I also keep getting job applications for AI-native 'developers' whatever that means.
The “I’m so tired of being told we’re in another paradigm shift” comments are widely heard and upvoted on HN and are just so hard to comprehend today. They are not seeing the writing on the wall and following where the ball is going to be even in 6-12 months. We have scaling laws, multiple METR benchmarks, internal and external evals of a variety of flavors.
“Tools like codex can be useful in small doses” the best and most prestigious engineers I know inside and outside my company do not code virtually at all. I’m not one of them but I also do not code at all whatsoever. Agents are sufficiently powerful to justify and explain themselves and walk you through as much of the code as you want them to.

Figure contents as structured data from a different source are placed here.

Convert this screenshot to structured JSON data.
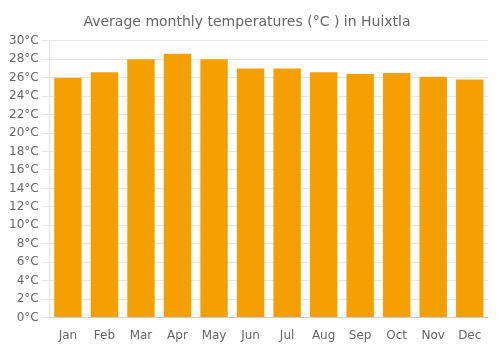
{
  "chart_data": {
    "type": "bar",
    "title": "Average monthly temperatures (°C ) in Huixtla",
    "categories": [
      "Jan",
      "Feb",
      "Mar",
      "Apr",
      "May",
      "Jun",
      "Jul",
      "Aug",
      "Sep",
      "Oct",
      "Nov",
      "Dec"
    ],
    "values": [
      26.0,
      26.6,
      28.0,
      28.6,
      28.0,
      27.0,
      27.0,
      26.6,
      26.4,
      26.5,
      26.1,
      25.8
    ],
    "color": "#F5A000",
    "ylim": [
      0,
      30
    ],
    "yticks": [
      {
        "value": 0,
        "label": "0°C"
      },
      {
        "value": 2,
        "label": "2°C"
      },
      {
        "value": 4,
        "label": "4°C"
      },
      {
        "value": 6,
        "label": "6°C"
      },
      {
        "value": 8,
        "label": "8°C"
      },
      {
        "value": 10,
        "label": "10°C"
      },
      {
        "value": 12,
        "label": "12°C"
      },
      {
        "value": 14,
        "label": "14°C"
      },
      {
        "value": 16,
        "label": "16°C"
      },
      {
        "value": 18,
        "label": "18°C"
      },
      {
        "value": 20,
        "label": "20°C"
      },
      {
        "value": 22,
        "label": "22°C"
      },
      {
        "value": 24,
        "label": "24°C"
      },
      {
        "value": 26,
        "label": "26°C"
      },
      {
        "value": 28,
        "label": "28°C"
      },
      {
        "value": 30,
        "label": "30°C"
      }
    ],
    "grid": true
  }
}
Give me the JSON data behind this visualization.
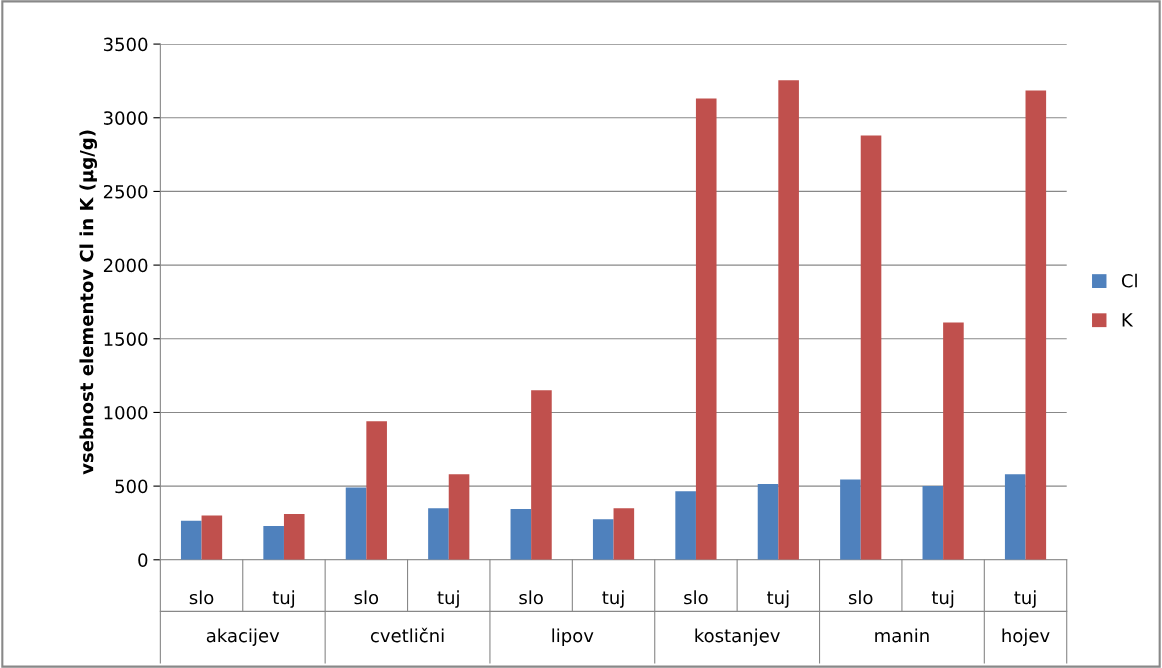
{
  "chart_data": {
    "type": "bar",
    "ylabel": "vsebnost elementov Cl in K (µg/g)",
    "categories": [
      "slo",
      "tuj",
      "slo",
      "tuj",
      "slo",
      "tuj",
      "slo",
      "tuj",
      "slo",
      "tuj",
      "tuj"
    ],
    "series": [
      {
        "name": "Cl",
        "color": "#4f81bd",
        "values": [
          265,
          230,
          490,
          350,
          345,
          275,
          465,
          515,
          545,
          500,
          580
        ]
      },
      {
        "name": "K",
        "color": "#c0504d",
        "values": [
          300,
          310,
          940,
          580,
          1150,
          350,
          3130,
          3255,
          2880,
          1610,
          3185
        ]
      }
    ],
    "annotations": [
      "akacijev",
      "cvetlični",
      "lipov",
      "kostanjev",
      "manin",
      "hojev"
    ],
    "ylim": [
      0,
      3500
    ],
    "yticks": [
      0,
      500,
      1000,
      1500,
      2000,
      2500,
      3000,
      3500
    ],
    "grid": "y",
    "legend": "right"
  }
}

This is why I use the copilot extension in VS code. They seem to just copy whatever useful thing climbs to the surface of the AI tool slop pile. Last week I loaded up and Opus 4.6 was there ready to use. Yesterday I found it has a new Claude tool built in which I used to do some refactoring... it worked fine. It's like having an AI tool curator.
But seriously, $300M valuation for a CLI tool that adds some metadata to Git commits. I don't know what to say.
It's not like $60m in funding was given as charity.
So is this just a few context.md files that you tell the agent to update as you work and then push it when you are done???
The readme is a bit more to the point.
Tech marketing has become a lot like dating, no technical explanation and intellectual honesty, just word words words and unreasonable expectations.
People usually cannot be honest in their romantic affairs, and here it is the same. Nobody can state: we just want to be between you and whatever you want to accomplish, rent seeking forever!
Will they ever care to elaborate HOW things works and the rationale behind stating this provides any benefit whatsoever? Perhaps this is not intended for those type of humans that care about understanding and logic?